Gérard Collomb pense qu’en créant des richesses, celles-ci bénéficieront aux territoires non productifs, conformément aux théories de Laurent Daviezes. On observerait des territoires riches d’un appareil productif moderne qui voient s’accumuler les problèmes sociaux, et des territoires a priori dépourvus de tels atouts où il fait plutôt bon vivre. « Conjuguée à la mobilité croissante des personnes, s’organise une circulation invisible des richesses qui remodèle en profondeur la géographie française ». En même temps que « les disparités de PIB par habitant tendent à se creuser entre nos territoires, on observe un étonnant rééquilibrage de leur revenu, de leur emploi et de leur peuplement ».

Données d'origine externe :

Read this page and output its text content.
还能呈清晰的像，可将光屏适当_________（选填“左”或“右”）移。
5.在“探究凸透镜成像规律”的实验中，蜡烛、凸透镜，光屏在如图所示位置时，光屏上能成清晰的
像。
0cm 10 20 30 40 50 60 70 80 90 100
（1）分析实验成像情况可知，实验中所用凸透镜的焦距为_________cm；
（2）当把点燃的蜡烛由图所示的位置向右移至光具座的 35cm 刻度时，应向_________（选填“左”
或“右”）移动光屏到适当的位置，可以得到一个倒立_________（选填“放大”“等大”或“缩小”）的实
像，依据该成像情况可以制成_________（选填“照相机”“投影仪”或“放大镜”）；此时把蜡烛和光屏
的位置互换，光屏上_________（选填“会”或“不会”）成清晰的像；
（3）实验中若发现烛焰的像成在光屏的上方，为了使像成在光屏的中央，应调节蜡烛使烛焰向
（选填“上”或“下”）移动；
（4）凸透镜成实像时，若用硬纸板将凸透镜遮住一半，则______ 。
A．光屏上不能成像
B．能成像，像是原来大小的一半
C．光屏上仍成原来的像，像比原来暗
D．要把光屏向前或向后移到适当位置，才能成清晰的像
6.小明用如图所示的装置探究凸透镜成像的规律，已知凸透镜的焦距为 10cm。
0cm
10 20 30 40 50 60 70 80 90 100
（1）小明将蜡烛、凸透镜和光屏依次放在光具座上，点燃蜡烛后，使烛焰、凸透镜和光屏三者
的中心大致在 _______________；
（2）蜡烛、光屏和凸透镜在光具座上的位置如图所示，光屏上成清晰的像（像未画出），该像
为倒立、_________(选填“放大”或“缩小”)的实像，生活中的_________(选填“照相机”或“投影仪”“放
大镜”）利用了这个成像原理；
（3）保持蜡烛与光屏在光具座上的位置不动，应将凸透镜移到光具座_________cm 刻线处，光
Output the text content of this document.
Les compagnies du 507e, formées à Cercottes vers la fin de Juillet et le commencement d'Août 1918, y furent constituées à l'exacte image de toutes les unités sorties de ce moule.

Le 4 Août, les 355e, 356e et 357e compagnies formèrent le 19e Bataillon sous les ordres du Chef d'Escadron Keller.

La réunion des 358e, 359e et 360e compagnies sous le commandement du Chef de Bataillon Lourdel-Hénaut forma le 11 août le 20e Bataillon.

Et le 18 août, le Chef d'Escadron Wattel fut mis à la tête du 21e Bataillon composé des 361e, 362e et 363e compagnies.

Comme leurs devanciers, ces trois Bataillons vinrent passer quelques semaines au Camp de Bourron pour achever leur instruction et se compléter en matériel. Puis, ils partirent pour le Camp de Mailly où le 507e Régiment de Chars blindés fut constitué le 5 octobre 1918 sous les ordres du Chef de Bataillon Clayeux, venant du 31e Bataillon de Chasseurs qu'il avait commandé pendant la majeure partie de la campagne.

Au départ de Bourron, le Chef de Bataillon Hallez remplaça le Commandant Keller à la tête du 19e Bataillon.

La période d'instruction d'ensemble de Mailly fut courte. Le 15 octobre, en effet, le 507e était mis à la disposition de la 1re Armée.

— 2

Il faudrait donc cesser de « considérer les territoires uniquement comme supports de croissance : ils sont autant de supports de redistribution, de mobilité, de consommation ». L’une des raisons de ce rééquilibrage tient à « l’existence de puissants mécanismes de redistribution du revenu liés aux prélèvements, aux dépenses publiques et aux transferts sociaux ». Les dépenses publiques représentaient 28% du PIB en 1950 et 55,4% en 2003 (56.3% en 2013). « Le plus fort changement n’a donc pas été du côté de la mondialisation mais de la mutualisation, et pourtant, on ne cesse de déplorer le retrait de l’Etat et la montée de la mondialisation libérale » (p.15). 

Gérard Collomb craint alors que le Parti socialiste ne soit enfermé dans une vision d’une social-démocratie classique « fondée sur l’intervention de l’Etat, par la redistribution et la réglementation ». Il considère que ce sont désormais les métropoles et non l’Etat qui portent la compétitivité du pays et conteste l’ingérence étatique dans la gouvernance territoriale. Ainsi critique-t-il avec fermeté les fondements du fonds de péréquation des ressources intercommunales, car cette péréquation imposée par l’Etat aux métropoles les plus riches au nom de la solidarité  (ex : FPIC, soit un prélèvement de 3,3 millions d’euros en 2013 passant à 10,3 millions d’euros en 2017, sur un budget communautaire annuel de 2 milliards d’euros) pourrait bien affecter les locomotives déjà indirectement contributives.

Ainsi, l’ampleur de cette solidarité redistributive pourrait être trop importante, trop juste pour ceux qui tirent la croissance, suivant l’adage « l’impôt tue l’impôt » (Laffer) ? L’auteur répond que ces mécanismes de redistribution sont un fait sédimentaire de civilisation à l’échelle de l’histoire. Selon la loi Wagner, la part socialisée du revenu augmente quasi mécaniquement avec le développement et la complexification des sociétés, sous l’impulsion des électeurs et des mouvements sociaux. Le standard de solidarité sociale continue de s’élever. Par ailleurs, nous dit l’auteur : « l’idée que l’impôt tue l’impôt commence à dater, apparaissent même des études alternatives comme ceux de Thomas Piketty qui illustrent plutôt les vertus économiques du prélèvement direct sur les agents disposant des plus gros revenus.» (p.20). On peut aussi se demander, nous dit l’auteur, si une pénalisation fiscale ne constitue pas  plutôt une incitation à plus d’efficacité productive (ex : abandon de certains projets pharaoniques, arbitrages budgétaires en faveur de la transition écologique…).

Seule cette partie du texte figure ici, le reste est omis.